Thanks guys, appreciate your advice. Try again Sunday


----------



## PontiacJim (Dec 29, 2012)

I've had to fight with them myself. Sliding off the keyway is the problem. Here is a consideration you might try. Look at your cam/gears to see if this might work.:thumbsup:

Put the bolt back into the cam to protect the threads. You will need 2 chisels or big screw drivers that you can wedge between the cam gear and block, something you can tap in to put some pressure on them - not killer pressure, just a reasonable amount (never heard of a block cracking from this, but just be careful). Then I would find a big socket that will go over the cam bolt and be large enough in diameter to still fit within the inside diameter of the cam gear.

With some pressure being applied to the cam gear on each side from your "wedge" you tapped in, give a couple good solid hits to the socket. You are trying to "shock" the gear loose off the keyway using the wedge to force it forward while hitting the cam to force it backward. After a couple good hits, if it still does not move, tap the "wedges" in a little tighter. Hit the socket again with some good hits. I would also hit the cam gear a few good times on the teeth edge where the wedges are not at. This may rock the gear just enough while they are on the "wedges." 

If no luck, move the "wedges" 90 degrees to another location (or turn the cam 90 degrees) and repeat. Sometimes you have to rotate your "wedges" at different points on the gear to get it loose by applying pressure at other points on the gear. Repeat above.

If you put an uneven pressure on one side of the cam gear or the other, you will be tilting the gear and this will only make it more difficult for the gear to pop off. So it is always best to use identical type "wedges" to give you an idea that you are getting the same kind of even pressure.

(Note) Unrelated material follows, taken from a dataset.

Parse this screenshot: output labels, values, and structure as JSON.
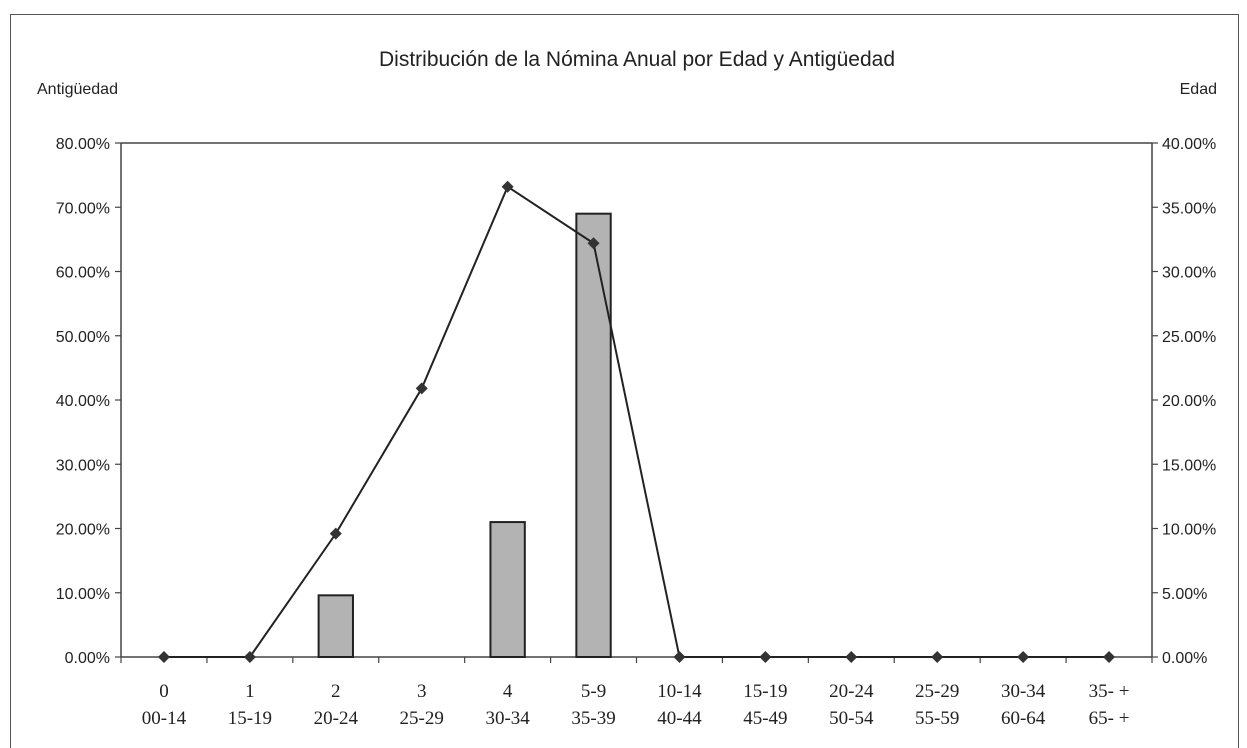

You might even consider a little heat from a propane torch by applying heat around the gear just outside of the camshaft while you have your wedges inserted. You want to keep the camshaft cool and heat in a circular motion the metal adjacent to the cam. You are trying to expand the metal just a hair. Then give the camshaft a pop to break it loose from the gear. 

A puller should work -although I have never used one on a cam gear, just a lot of prying. Have you tried your local auto store to see if they may have a puller that would work? My parts store has free loaner tools that you simply put a deposit on and get refunded once you return the tool. You might find one large enough to grab the outside of the gear.


----------



## kilkm68 (May 5, 2011)

Great advice Jim, thank you. I have a puller big enough but there's so little room between the gear and the block the arms won't fit. I've borrowed tools from advance auto before I might see what kind of pullers they have and use a little heat when I get back in town. It's gotta come off, one way or another.


----------



## kilkm68 (May 5, 2011)

Finally found the right style puller and the cam gear pulled right off. Thanks everyone for your advice.


----------



## PontiacJim (Dec 29, 2012)

kilkm68 said:


> Finally found the right style puller and the cam gear pulled right off. Thanks everyone for your advice.


Excellent!:thumbsup: They can be stubborn. Make sure you check your crank balancer if it is the original 1970 piece. The rubber can dry rot/crack and the outer ring can slip/rotate or get off center. The timing cover seal can also dry out over time and become very hard -which wears/cuts into the hub. You can develop a leak here because of the wear. If its original, since you have it off, you might consider replacing it with a new after market one for piece of mind.:smile2:


----------



## kilkm68 (May 5, 2011)

Always appreciate the advice Jim. Most everything in this car has been replaced or modified. Its a 68 with a 70-455, actually a Butler 474. The balancer looks fairly new and the Felpro gasket set contains a new seal. The more I learn about these Pontiac engines the more I discover how unique they are.


----------